2004-05-12 :: 10:55 a.m.
henceforth

the come-down of being home again is made easier by this nascent springtime carelessness I've found. no more caring. no more investing. I mean in the trouble-ass relationship department. I am sick of feeling wound-up for two, when half of the two seems not to give half a shit about anything past never feeling claustrophobic. so fuck it. fuck all the presumptive investment and the trying-to-figure-it-out. henceforth only-me all-the-time, all-effacing, all-devouring, just-me, that's-it, the-end. I'm so sick of investing in what I think another person should be investing in me and the fiction-future that may or may not ever be. so sick so sick of it. it's getting in the way of EVerything for me. every thing. from now on there is no future but the one that only I make for only me.

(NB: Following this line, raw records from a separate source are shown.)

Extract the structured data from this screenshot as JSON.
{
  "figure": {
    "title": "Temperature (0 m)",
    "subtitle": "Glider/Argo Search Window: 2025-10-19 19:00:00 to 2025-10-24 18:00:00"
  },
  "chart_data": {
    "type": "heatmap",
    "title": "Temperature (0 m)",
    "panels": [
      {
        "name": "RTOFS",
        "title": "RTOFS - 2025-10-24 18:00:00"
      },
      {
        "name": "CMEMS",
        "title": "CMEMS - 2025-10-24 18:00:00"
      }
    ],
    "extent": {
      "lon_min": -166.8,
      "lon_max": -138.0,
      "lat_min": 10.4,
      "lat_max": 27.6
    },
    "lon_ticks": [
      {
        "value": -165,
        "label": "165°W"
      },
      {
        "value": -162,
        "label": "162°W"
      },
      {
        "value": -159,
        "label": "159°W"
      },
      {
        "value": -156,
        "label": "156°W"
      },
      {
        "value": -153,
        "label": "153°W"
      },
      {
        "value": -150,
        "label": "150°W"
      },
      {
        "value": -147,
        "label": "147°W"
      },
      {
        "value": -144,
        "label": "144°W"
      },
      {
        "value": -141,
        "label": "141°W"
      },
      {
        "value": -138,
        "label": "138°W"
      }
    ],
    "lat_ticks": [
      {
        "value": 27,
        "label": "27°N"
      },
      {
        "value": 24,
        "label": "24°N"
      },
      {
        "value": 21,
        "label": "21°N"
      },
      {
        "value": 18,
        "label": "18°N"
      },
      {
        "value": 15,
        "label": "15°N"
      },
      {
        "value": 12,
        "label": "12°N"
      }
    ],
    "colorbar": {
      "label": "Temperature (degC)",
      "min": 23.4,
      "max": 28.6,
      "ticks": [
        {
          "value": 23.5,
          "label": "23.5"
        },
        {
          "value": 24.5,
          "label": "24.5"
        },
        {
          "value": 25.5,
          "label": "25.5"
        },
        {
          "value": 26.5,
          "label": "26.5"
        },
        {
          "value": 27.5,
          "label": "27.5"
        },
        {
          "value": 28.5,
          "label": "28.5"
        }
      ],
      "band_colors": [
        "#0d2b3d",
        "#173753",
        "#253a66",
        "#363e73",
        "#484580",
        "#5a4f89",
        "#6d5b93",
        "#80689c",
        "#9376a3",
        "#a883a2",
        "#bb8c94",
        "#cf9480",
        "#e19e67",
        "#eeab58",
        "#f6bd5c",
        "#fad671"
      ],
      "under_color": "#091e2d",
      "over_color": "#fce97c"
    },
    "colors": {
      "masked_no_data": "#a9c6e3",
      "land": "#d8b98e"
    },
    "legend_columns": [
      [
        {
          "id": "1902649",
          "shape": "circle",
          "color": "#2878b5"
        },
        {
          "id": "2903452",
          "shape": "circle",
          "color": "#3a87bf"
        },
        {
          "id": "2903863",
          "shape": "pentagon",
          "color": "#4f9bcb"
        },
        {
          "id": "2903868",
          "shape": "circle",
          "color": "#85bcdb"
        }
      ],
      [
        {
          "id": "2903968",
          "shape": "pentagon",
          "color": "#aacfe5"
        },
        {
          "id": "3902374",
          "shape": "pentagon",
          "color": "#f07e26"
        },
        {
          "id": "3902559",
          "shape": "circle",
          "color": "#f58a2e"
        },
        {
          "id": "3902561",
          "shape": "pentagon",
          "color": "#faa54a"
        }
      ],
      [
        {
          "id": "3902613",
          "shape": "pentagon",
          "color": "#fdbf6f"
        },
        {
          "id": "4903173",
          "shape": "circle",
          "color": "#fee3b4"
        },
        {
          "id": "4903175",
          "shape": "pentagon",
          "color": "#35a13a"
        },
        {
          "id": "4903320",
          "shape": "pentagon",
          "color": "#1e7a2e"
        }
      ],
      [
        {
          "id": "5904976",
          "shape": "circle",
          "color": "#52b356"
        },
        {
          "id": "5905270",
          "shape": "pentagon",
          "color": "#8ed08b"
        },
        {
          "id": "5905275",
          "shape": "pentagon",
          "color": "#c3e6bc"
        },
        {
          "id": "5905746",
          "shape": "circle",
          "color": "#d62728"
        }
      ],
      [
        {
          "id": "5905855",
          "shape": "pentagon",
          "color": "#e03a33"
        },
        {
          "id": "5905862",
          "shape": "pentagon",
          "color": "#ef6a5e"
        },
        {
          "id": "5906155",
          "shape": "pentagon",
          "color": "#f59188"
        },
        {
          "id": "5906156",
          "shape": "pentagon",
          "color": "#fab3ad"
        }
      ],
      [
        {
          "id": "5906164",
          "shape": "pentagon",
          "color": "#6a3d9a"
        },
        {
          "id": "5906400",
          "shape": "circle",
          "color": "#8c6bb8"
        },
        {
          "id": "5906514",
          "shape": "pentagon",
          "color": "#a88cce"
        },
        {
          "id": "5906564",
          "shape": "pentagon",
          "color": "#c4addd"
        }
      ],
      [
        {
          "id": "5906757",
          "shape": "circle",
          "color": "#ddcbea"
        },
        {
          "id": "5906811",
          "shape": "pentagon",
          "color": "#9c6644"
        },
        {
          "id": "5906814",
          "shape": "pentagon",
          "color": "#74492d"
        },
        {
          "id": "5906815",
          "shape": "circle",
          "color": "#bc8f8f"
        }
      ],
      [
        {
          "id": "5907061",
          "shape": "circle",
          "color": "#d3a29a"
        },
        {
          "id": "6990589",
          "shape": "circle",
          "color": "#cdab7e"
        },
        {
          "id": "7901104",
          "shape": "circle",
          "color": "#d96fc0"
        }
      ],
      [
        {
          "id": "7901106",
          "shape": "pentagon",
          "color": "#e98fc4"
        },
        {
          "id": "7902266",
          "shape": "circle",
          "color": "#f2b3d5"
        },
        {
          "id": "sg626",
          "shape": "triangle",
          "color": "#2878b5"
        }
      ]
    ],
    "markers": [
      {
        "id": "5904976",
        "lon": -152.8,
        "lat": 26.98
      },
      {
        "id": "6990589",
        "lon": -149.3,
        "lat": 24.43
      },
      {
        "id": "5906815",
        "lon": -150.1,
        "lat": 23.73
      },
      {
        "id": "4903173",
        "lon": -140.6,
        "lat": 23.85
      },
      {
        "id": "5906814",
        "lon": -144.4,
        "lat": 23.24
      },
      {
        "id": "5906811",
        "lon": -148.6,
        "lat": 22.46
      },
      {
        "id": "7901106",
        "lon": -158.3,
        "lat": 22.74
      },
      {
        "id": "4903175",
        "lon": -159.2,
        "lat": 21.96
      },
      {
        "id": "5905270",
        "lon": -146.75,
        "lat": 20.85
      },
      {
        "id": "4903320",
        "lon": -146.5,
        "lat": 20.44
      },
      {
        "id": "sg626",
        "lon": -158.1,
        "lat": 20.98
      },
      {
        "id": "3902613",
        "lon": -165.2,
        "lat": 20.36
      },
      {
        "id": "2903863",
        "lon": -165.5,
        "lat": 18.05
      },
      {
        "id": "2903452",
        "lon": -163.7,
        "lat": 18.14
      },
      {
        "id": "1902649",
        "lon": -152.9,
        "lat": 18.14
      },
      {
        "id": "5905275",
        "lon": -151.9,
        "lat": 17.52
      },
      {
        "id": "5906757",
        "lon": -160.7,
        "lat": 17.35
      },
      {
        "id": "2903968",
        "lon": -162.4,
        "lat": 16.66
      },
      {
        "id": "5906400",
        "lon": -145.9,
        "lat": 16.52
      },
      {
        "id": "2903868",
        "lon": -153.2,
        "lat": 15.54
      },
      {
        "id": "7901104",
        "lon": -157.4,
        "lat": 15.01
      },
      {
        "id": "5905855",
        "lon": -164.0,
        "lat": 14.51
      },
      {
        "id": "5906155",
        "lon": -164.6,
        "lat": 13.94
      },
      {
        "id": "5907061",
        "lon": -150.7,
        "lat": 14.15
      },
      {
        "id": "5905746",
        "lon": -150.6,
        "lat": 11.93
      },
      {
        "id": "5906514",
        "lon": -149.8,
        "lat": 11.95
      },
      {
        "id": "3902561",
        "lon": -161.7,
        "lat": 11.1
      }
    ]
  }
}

I don't care I don't care I don't care. henceforth. no more boyfriend-what-are-you-doing? & what-are-you-thinking? & what-about-us-and-the-future? & when?-when?-when? & so forth. none. neit. nein. no more of it. because it doesn't do any, any fucking good. man-children need tough love if they are ever, ever to grow up. if I let you get into my daydreams now, consider yourself fucking lucky, mister. you are ousted from all thoughts but present-thoughts. screw all the rest of the noise.